The SOLID principles aim to make software design easy to understand, maintain, and, flexible.
The SOLID Design Principles are:
- Single-responsibility principle: "There should never be more than one reason for a class to change." In other words, every class should have only one responsibility.
- Open-Closed principle: "Software entities ... should be open for extension, but closed for modification."
- Liskov substitution principle: "Functions that use pointers or references to base classes must be able to use objects of derived classes without knowing it".
- Interface segregation principle: "Many client-specific interfaces are better than one general-purpose interface."
- Dependency inversion principle: "Depend upon abstractions, [not] concretions."
Before we get into understanding each of the five principles in-depth, let's note these three points:
- Make sure that classes interact with each other through interfaces.
- Create small classes that do a single thing.
- Create small interfaces such that a class only has to implement functionalities that it should.
The above three points if followed well will also result in following the SOLID principles.
Single Responsibility Principle (SRP)
The Single Responsibility Principle states that there should never be more than one reason for a class to change. In other words, every class should have only one responsibility.
If there are two reasons to change a class then it has more than one responsibility and should be split. Having multiple reasons to change means that the module has high coupling.
The more responsibilities your class has, the more often you'll need to change it. Since they won't be independent of each other, change to one responsibility may affect the other.
Open-Closed Principle (OCP)
The Open-Closed Principle states that a software entity (class, module, function) should be open for extension but closed for modification. We should write our modules so that they can be extended, without requiring them to be modified.

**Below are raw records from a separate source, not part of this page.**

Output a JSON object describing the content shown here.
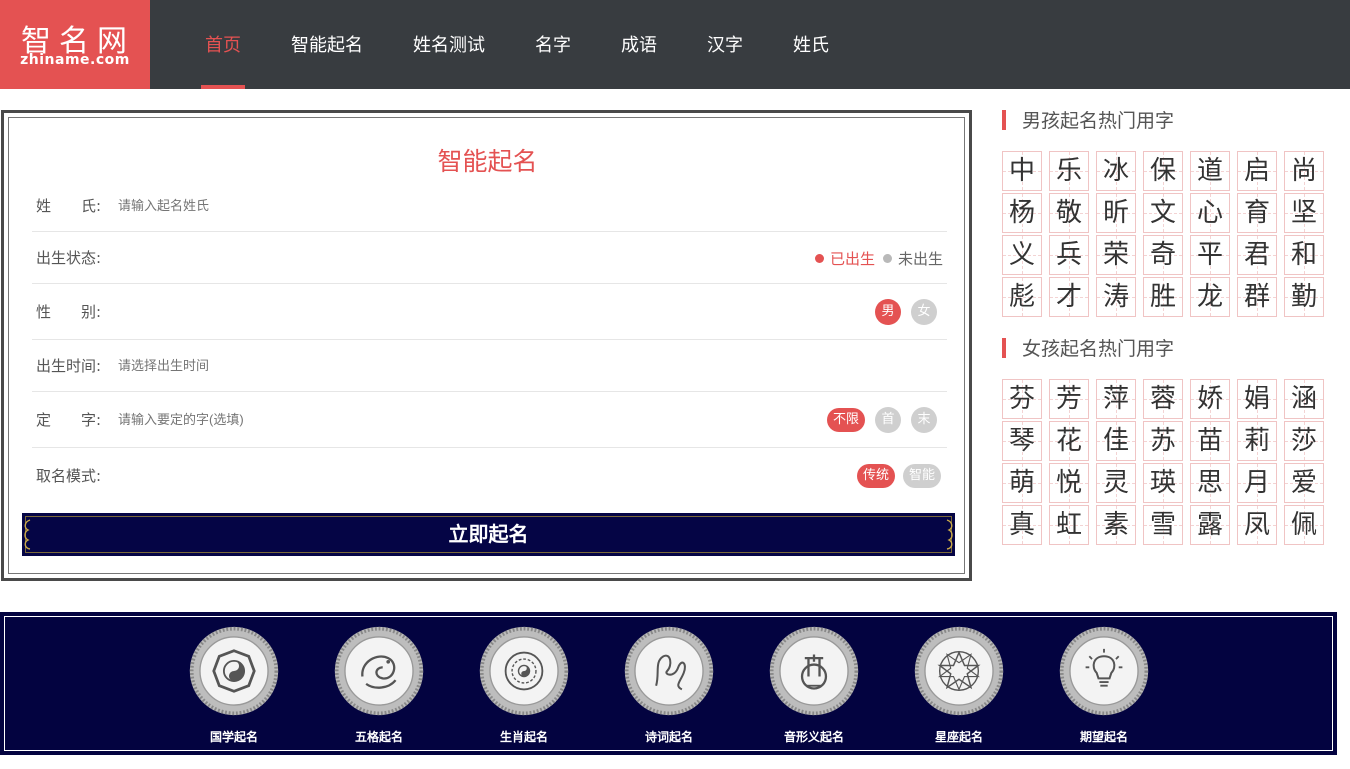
{
  "logo": {
    "cn": "智名网",
    "en": "zhiname.com"
  },
  "nav": [
    {
      "label": "首页",
      "active": true
    },
    {
      "label": "智能起名"
    },
    {
      "label": "姓名测试"
    },
    {
      "label": "名字"
    },
    {
      "label": "成语"
    },
    {
      "label": "汉字"
    },
    {
      "label": "姓氏"
    }
  ],
  "form": {
    "title": "智能起名",
    "surname": {
      "label": "姓　　氏:",
      "placeholder": "请输入起名姓氏"
    },
    "birth_status": {
      "label": "出生状态:",
      "options": [
        "已出生",
        "未出生"
      ],
      "selected": "已出生"
    },
    "gender": {
      "label": "性　　别:",
      "options": [
        "男",
        "女"
      ],
      "selected": "男"
    },
    "birth_time": {
      "label": "出生时间:",
      "placeholder": "请选择出生时间"
    },
    "fixed_char": {
      "label": "定　　字:",
      "placeholder": "请输入要定的字(选填)",
      "options": [
        "不限",
        "首",
        "末"
      ],
      "selected": "不限"
    },
    "mode": {
      "label": "取名模式:",
      "options": [
        "传统",
        "智能"
      ],
      "selected": "传统"
    },
    "submit_label": "立即起名"
  },
  "boy_chars": {
    "title": "男孩起名热门用字",
    "chars": [
      "中",
      "乐",
      "冰",
      "保",
      "道",
      "启",
      "尚",
      "杨",
      "敬",
      "昕",
      "文",
      "心",
      "育",
      "坚",
      "义",
      "兵",
      "荣",
      "奇",
      "平",
      "君",
      "和",
      "彪",
      "才",
      "涛",
      "胜",
      "龙",
      "群",
      "勤"
    ]
  },
  "girl_chars": {
    "title": "女孩起名热门用字",
    "chars": [
      "芬",
      "芳",
      "萍",
      "蓉",
      "娇",
      "娟",
      "涵",
      "琴",
      "花",
      "佳",
      "苏",
      "苗",
      "莉",
      "莎",
      "萌",
      "悦",
      "灵",
      "瑛",
      "思",
      "月",
      "爱",
      "真",
      "虹",
      "素",
      "雪",
      "露",
      "凤",
      "佩"
    ]
  },
  "services": [
    {
      "label": "国学起名",
      "icon": "bagua-icon"
    },
    {
      "label": "五格起名",
      "icon": "dragon-icon"
    },
    {
      "label": "生肖起名",
      "icon": "zodiac-wheel-icon"
    },
    {
      "label": "诗词起名",
      "icon": "calligraphy-icon"
    },
    {
      "label": "音形义起名",
      "icon": "lyre-icon"
    },
    {
      "label": "星座起名",
      "icon": "star-mandala-icon"
    },
    {
      "label": "期望起名",
      "icon": "lightbulb-icon"
    }
  ],
  "colors": {
    "accent": "#e45252",
    "header_bg": "#383c40",
    "navy": "#030340"
  }
}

Open for extension: A class should be extensible, i.e., we should be able to make a class behave in different ways as new requirements come.
Closed for modification: The extension should happen without any modification to the class.
This can be achieved through abstraction, i.e., by creating interfaces. Interfaces should not change based on new requirements. Interfaces are extensible and new requirements can be taken care of by implementing classes.
Liskov Substitution Principle (LSP)
The Liskov Substitution Principle states that subclasses should be substitutable for their base classes. Derived classes should be substitutable for their base classes wherever the derived class is used.
A client using a base class should continue to function properly even if a derived class is passed to it. This means that we should be able to pass an object of class B to any function that expects an object of class A given that class B is a subclass of class A.
Dependency Inversion Principle (DIP)
The Dependency Inversion Principle states that "Depend upon abstractions, [not] concretions". This means that classes should depend on abstractions (interfaces) of other classes instead of the concrete implementations.
The dependencies are inverted as the concrete classes depend upon abstractions instead of being dependent upon by other classes.
Interface Segregation Principle (ISP)
The Interface Segregation Principle states that many client-specific interfaces are better than one general-purpose interface.
Clients should not be forced to depend upon interfaces that they do not use. It is better to have smaller interfaces than fewer, fatter interfaces. An interface should be dependent more on the code that calls it rather than the code that implements it.
Therefore, a class should be implementing different interfaces created based on the different types of clients. Each of these interfaces might have common methods as well.